This comment in file_save_upload() seems to have been moved around within Drupal several times, to the point where I'm not sure where it originally came from back in the mists of time:
// Move uploaded files from PHP's upload_tmp_dir to Drupal's temporary
// directory. This overcomes open_basedir restrictions for future file
// operations.
$file->setFileUri($file->destination);
if (!drupal_move_uploaded_file($file_info->getRealPath(), $file->getFileUri())) {
It's no longer correct, and is quite misleading; the uploaded file is being moved to its actual destination here rather than into Drupal's temporary directory.
I think we can see the patch which changed this functionality here: #115267-67: Simplify File Uploads, Centralize File Validation and Quotas, Fix File Previews....
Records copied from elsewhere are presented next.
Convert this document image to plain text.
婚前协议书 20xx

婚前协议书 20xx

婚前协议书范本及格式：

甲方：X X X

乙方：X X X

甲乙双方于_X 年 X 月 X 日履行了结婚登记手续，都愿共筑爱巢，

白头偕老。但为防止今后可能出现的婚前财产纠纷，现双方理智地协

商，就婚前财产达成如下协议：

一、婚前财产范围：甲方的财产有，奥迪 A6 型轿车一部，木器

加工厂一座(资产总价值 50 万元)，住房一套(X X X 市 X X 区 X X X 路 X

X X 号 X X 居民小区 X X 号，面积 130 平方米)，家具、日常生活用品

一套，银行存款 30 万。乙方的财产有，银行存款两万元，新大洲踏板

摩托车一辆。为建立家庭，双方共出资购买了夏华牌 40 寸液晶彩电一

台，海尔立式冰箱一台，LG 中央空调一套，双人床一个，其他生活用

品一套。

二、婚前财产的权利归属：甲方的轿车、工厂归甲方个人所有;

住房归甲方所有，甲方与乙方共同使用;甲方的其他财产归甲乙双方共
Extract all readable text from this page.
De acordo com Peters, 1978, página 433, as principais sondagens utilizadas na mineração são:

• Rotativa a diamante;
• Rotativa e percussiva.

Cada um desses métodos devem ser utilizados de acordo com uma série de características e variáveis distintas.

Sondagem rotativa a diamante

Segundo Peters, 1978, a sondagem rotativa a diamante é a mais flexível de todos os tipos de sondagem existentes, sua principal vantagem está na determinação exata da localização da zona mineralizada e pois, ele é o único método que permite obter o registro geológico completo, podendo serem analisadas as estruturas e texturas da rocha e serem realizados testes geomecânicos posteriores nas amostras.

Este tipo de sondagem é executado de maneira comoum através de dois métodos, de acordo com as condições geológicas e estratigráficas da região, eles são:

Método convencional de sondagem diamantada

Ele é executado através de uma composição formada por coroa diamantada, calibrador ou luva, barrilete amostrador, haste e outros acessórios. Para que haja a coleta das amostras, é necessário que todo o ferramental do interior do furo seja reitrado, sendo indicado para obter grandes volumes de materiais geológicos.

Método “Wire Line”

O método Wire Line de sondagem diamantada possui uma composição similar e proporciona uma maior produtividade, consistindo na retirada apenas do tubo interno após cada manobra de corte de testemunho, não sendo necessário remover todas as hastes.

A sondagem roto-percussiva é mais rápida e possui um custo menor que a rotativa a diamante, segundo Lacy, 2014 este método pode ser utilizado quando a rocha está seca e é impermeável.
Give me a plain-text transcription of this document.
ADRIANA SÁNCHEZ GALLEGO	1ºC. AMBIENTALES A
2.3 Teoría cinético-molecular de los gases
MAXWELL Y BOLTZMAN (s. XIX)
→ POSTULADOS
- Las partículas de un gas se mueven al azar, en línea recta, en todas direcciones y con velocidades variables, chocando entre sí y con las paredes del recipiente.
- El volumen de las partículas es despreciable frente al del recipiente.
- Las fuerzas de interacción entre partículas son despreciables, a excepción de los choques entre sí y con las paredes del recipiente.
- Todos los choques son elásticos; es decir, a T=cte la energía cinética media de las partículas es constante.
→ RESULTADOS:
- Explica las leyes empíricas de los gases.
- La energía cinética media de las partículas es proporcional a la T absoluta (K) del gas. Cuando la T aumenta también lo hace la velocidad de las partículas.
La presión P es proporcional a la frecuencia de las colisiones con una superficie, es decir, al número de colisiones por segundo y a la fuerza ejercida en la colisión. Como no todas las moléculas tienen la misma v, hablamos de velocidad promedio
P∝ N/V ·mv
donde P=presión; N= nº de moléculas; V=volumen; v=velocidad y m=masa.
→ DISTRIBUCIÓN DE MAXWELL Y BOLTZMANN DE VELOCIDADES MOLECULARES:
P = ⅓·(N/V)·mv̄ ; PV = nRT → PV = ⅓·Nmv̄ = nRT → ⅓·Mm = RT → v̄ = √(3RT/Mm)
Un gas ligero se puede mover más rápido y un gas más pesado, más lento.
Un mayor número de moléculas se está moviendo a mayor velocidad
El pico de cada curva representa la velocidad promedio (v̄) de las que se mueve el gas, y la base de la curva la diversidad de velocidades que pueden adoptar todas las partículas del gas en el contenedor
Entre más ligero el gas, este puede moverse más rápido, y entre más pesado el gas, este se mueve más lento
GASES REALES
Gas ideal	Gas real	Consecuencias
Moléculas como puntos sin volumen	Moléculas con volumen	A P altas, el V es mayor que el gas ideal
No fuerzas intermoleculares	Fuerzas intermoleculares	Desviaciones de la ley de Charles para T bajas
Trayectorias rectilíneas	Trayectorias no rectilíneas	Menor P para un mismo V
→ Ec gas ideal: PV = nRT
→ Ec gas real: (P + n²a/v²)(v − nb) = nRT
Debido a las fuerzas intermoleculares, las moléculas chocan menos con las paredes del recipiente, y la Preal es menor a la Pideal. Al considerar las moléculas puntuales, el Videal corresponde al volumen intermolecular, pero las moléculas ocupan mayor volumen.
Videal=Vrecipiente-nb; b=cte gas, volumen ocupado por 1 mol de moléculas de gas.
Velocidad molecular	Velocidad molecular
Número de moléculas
There was subsequently some discussion about changing the way this works re. open_basedir in #357469: file_save_upload() fails to handle open_basedir restriction, however, based on the apparent lack of progress / discussion there it looks like Damien Tournoud was probably right to mark it as "Closed (won't fix)" (in #22), saying:
move_uploaded_file() is affected by open_basedir restrictions. That means that you have to make sure that the upload_tmp_dir is in the open_basedir paths for file uploads to work in any PHP application in the first place.
Note that there is also a relevant workaround in place in FileSystem::moveUploadedFile
So with that context, it looks like the comment about moving the uploaded file to Drupal's temp directory should be removed or at least updated.